I guess it would've been a bit greedy for them to clinch two comedic masterpieces in the same half of one calender year, but this will certainly do just fine. Even if it might still rank as their weakest directorial effort, that just speaks to how stunningly strong the rest have been, especially if this still ends up being as worthwhile as it is, and more entertaining than most commercial things I could hope to see in the middle of Summer Movie Season [insert explosion noise].

*** / 7.6

TGM
06-15-2014, 09:51 AM
I think I might've liked this one even more than the first.

eternity
06-15-2014, 10:31 PM
It's really funny (at times), but it's kind of a terrible movie.

Rowland
06-16-2014, 05:21 PM
Perhaps I wasn't in the right mood for this, but barring brief flashes of inspiration, most of it struck me as insufferably smug, lazy, and to borrow a term from critic Sam Adams, meta-homophobic (http://blogs.indiewire.com/criticwire/the-meta-homophobia-of-22-jump-street). And speaking of critics, what's with all the return-to-form accolades for Ice Cube? He riffs endlessly on the same tired sequel-budget gags, and in one scene yells a lot while trashing a catering table after making the "aw hell naw" face at Jonah Hill, all of which is allegedly hilarious.

Henry Gale
06-17-2014, 04:10 PM
It didn't necessarily bother me considering I realize the gestation period for movies (even ones as rushed as this), and how recent the afflictions to the bits are, but this movie does have a few really unfortunately timed jokes. The professor doing an impression of Tracy Morgan to his class, Amber Stevens referring to Hill's character as "Maya Angelou" more than once for his slam poetry session, and Tatum's character's diatribe towards one of the villains for calling them gay slurs, while Hill finds himself on a mini-apology tour for doing the same thing while promoting this very movie.

At a certain point, certain cultural jokes in stuff like this can always turn sour for unforeseen reasons (for instance, The Lonely Island's Lazy Sunday now plays a lot darker when they rush out of the convenience store exclaiming "Ghost like Swayze!"), but it's just a shame that they had to be so fresh and elicit yikes, oofs, groans and uncomfortable shuffling like they did in my screening.

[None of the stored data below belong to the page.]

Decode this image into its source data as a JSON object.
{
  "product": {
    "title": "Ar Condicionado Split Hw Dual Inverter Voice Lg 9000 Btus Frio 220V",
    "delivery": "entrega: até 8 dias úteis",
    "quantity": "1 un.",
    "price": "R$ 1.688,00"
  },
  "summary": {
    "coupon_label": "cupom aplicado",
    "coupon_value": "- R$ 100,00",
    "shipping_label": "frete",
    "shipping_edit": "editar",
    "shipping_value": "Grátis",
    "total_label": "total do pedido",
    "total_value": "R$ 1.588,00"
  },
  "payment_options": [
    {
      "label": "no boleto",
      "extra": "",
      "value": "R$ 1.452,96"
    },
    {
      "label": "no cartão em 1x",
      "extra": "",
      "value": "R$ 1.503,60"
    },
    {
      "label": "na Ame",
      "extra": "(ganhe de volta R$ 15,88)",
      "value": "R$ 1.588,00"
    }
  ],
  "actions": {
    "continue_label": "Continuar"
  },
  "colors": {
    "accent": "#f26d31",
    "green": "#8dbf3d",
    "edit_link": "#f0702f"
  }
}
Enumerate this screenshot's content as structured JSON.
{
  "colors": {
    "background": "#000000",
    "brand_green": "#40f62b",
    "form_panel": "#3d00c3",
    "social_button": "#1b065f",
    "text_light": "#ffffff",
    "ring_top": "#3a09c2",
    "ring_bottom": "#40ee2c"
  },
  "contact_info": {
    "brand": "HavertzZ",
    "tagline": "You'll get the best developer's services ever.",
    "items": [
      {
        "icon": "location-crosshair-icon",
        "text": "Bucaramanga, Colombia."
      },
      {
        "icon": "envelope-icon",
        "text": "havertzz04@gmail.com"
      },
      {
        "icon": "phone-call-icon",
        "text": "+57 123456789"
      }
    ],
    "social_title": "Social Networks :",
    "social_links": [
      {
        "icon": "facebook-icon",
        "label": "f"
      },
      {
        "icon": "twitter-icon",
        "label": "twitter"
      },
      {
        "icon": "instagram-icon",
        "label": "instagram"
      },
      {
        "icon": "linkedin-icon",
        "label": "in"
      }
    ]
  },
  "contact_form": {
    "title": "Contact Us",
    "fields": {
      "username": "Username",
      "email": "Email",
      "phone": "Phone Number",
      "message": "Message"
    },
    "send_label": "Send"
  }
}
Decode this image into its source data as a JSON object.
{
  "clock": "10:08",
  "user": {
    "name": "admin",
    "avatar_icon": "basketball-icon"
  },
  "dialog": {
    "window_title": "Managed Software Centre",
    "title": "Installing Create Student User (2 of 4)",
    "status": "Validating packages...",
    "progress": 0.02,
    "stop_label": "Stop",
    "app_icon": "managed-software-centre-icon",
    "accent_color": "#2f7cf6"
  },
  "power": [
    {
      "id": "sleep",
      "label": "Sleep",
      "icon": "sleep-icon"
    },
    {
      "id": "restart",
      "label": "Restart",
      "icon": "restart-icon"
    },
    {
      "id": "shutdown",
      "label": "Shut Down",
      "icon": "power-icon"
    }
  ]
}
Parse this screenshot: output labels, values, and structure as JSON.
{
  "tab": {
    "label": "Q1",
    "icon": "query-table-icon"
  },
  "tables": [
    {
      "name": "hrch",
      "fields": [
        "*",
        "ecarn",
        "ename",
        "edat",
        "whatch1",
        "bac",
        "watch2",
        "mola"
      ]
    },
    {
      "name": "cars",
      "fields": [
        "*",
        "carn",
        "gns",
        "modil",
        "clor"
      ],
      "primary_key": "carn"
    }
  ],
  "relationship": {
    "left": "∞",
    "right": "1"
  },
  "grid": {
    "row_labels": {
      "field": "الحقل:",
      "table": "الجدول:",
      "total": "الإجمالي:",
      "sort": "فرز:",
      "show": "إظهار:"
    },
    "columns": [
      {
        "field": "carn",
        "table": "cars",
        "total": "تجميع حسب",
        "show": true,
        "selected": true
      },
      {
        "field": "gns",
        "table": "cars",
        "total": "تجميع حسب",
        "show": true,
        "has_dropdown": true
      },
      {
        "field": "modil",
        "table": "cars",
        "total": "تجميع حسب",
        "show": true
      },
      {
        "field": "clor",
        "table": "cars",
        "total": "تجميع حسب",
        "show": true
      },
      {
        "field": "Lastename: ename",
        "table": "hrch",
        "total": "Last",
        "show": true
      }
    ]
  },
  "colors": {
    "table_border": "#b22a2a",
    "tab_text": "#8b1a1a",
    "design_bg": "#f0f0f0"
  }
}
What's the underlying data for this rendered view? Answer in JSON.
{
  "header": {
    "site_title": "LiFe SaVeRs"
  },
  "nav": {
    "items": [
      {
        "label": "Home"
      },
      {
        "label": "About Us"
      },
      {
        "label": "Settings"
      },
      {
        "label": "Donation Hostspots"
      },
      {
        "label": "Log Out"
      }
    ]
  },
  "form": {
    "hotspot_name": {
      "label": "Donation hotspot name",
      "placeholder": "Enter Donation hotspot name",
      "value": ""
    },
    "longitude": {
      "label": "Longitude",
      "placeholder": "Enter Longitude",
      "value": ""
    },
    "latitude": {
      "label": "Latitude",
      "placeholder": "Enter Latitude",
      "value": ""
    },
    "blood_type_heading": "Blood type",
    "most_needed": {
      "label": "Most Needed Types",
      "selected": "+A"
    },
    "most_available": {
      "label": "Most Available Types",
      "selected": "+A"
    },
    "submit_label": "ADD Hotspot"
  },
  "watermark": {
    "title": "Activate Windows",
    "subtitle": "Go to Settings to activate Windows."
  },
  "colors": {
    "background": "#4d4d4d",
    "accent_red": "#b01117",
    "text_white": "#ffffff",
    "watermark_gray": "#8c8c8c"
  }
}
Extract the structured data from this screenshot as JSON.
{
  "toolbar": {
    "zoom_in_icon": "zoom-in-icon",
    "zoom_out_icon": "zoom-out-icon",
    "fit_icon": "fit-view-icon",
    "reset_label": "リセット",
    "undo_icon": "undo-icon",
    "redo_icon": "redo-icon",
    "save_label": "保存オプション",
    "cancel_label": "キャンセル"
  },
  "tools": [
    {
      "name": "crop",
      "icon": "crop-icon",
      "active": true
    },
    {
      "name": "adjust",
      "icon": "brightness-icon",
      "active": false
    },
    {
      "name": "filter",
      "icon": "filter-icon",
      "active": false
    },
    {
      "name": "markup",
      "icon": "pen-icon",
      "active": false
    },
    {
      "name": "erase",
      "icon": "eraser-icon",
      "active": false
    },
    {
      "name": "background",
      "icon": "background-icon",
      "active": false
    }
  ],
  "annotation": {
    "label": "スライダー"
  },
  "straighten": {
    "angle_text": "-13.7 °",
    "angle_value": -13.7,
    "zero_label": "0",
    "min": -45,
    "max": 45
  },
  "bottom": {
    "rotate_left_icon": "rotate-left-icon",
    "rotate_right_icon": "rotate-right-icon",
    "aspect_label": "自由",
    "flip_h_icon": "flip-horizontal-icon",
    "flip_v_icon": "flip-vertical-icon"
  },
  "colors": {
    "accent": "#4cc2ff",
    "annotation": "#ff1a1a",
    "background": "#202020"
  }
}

The girl next to me was particularly annoying about it though, whispering to her friend, "OMG this movie predicted all this bad stuff!"...

transmogrifier
10-19-2014, 12:00 PM
Diminishing returns. I like the off-hand mumbled verbal interplay between the leads, and the deadpan roommate of the token love interest, but the whole football subplot should have been dumped completely - it was a drag on the Looney Toons joke machine this could have been.

Dukefrukem
11-14-2014, 03:19 PM
I loved Ice Cube in this- the rant at parents weekend had me rolling, but didn't think this was as strong as the first movie. Ending falls apart like most comedies.

Pop Trash
12-02-2014, 11:30 AM
I'm with Rowland. Ice Cube kinda sucked. "Oh you're fucking my daughter? Well let me make the same patented Ice Cube Mad Dog Face for the rest of the movie cuz that's hilarious!"

Henry Gale
12-02-2014, 06:35 PM
For me the laughs in those scenes came so much more from Hill's doe-eyed, dizzied shock against Ice's unflinching death stare, with his mild-mannered reasoning in the face of it doing him no favours.

One of my absolute favourite moments both times I've seen it is when you hear the loud velcro sound off-camera the first time after the reveal and realize he's fastening a kevlar vest.

Pop Trash
12-02-2014, 08:14 PM
K the ending of this is inspired. Bumping my rating a bit.

number8
05-08-2015, 01:58 PM
Heh, finally watched this. I like that Nick Offerman said early on that "it's always worse the second time," because it's true. I think the series' jabs on high school life was much, much more inspired than its jabs on college. I thought I'd get tired of all the meta-commentary jokes, but I ended up enjoying those the most. I especially loved that Offerman offhandedly said the brass making all the decisions was a "she" in reference to Amy Pascal. Also Tatum referencing White House Down and being told it's a dumb idea.